ASEAN members should consider this as a positive step towards membership. Timor-Leste’s position also sends a strong message to China regarding a possible invasion of Taiwan. If small Asian countries are willing to speak up against events far from their jurisdiction, they could also be less inclined to tolerate breaches of sovereignty closer to home.

Moreover, the Ukrainian crisis and subsequent economic sanctions on Russia present a crucial opportunity for Timor-Leste itself, to revive the development of the Sunrise gas field amid increasing demand for alternate sources of fuel.

Years of contention about the troubled development proposal, including a stand-off with commercial partners and the background of a bitter maritime border dispute with Australia, had meant the investment stagnated, which combined with falling revenue projections rendered the gas field practically worthless. The current Timorese government in 2020 took steps to keep the country’s National Petroleum Authority clear from politics, and there is a chance now to get the gas field back in the front of the queue. However, to fully take advantage of the investment opportunity, the Authority must continue working independently from political manoeuvring, a challenge during the upcoming electoral cycle.

A potential obstacle in the form of old politics could derail efforts to give a voice to its young voters.

Much will depend on who takes over the presidency in the coming elections beginning 19 March. The Sunrise development was derailed during the previous government of Xanana Gusmao and his political party CNRT, who are backing an old ally and Nobel Peace prize winner, Jose Ramos-Horta as their preferred Presidential candidate, hoping he will dissolve parliament and call for elections if elected. Should Gusmao and CNRT return to power, previous experience suggests the project will continue to languish, given Gusmao’s insistence that LNG processing should occur on the Timorese side at Tasi Mane – a plan dismissed by many as “pipe dream”.
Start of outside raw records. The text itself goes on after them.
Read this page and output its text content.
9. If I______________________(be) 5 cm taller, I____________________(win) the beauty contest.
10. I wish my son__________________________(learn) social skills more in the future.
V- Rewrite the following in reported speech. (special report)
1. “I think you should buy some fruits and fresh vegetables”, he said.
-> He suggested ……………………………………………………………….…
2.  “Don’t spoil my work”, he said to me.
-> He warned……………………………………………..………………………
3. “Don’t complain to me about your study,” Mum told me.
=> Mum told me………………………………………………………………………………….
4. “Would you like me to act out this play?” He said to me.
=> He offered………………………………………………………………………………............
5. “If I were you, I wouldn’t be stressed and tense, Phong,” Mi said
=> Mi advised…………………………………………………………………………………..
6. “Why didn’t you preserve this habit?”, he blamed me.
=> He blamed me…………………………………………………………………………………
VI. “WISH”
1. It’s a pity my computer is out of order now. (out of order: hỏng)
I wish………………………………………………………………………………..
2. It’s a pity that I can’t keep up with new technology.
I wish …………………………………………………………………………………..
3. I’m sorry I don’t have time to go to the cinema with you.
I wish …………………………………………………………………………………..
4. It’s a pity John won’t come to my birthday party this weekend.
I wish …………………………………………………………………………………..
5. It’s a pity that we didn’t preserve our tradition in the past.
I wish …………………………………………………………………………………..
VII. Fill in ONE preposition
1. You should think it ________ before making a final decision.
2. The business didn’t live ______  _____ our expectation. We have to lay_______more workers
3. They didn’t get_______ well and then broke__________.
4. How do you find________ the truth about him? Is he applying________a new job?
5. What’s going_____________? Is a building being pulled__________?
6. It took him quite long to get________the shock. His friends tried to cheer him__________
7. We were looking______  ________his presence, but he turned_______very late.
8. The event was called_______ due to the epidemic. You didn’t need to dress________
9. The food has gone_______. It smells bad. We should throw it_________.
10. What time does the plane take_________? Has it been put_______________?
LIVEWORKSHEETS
Nothing is certain in politics. Ramos-Horta failed to secure a second term as president in 2012 and CNRT has struggled to win an absolute majority in parliament in the last two elections. Moreover, Gusmao’s reputation as an independence hero has been tarnished by recent personal scandals: an infamous meeting last year with a priest facing child-sex charges, belittling Covid-19 health regulations, and the physical assault of two women. Gusmao’s behaviour has been questioned by his own family and will undoubtedly weigh on Timorese voters’ decision at the ballot box.

Once again, Timor-Leste faces a critical challenge as a developing democracy. Internationally, the country has proven to be a relevant voice for recently formed democracies by condemning the Russian invasion of Ukraine. ASEAN should recognise the positive contribution a Timorese membership would bring as a legitimate influence for democracy in the region. Also crucial is the opportunity to take advantage of the new investment environment and seize the opportunity to develop a critical asset such as Sunrise.

However, a potential obstacle in the form of old politics could derail efforts to give a voice to its young voters. It will all depend on whether the experience under the government of the last few years has been enough to see a generational shift away from the historical weight carried by an independence war hero and a Nobel prize winner.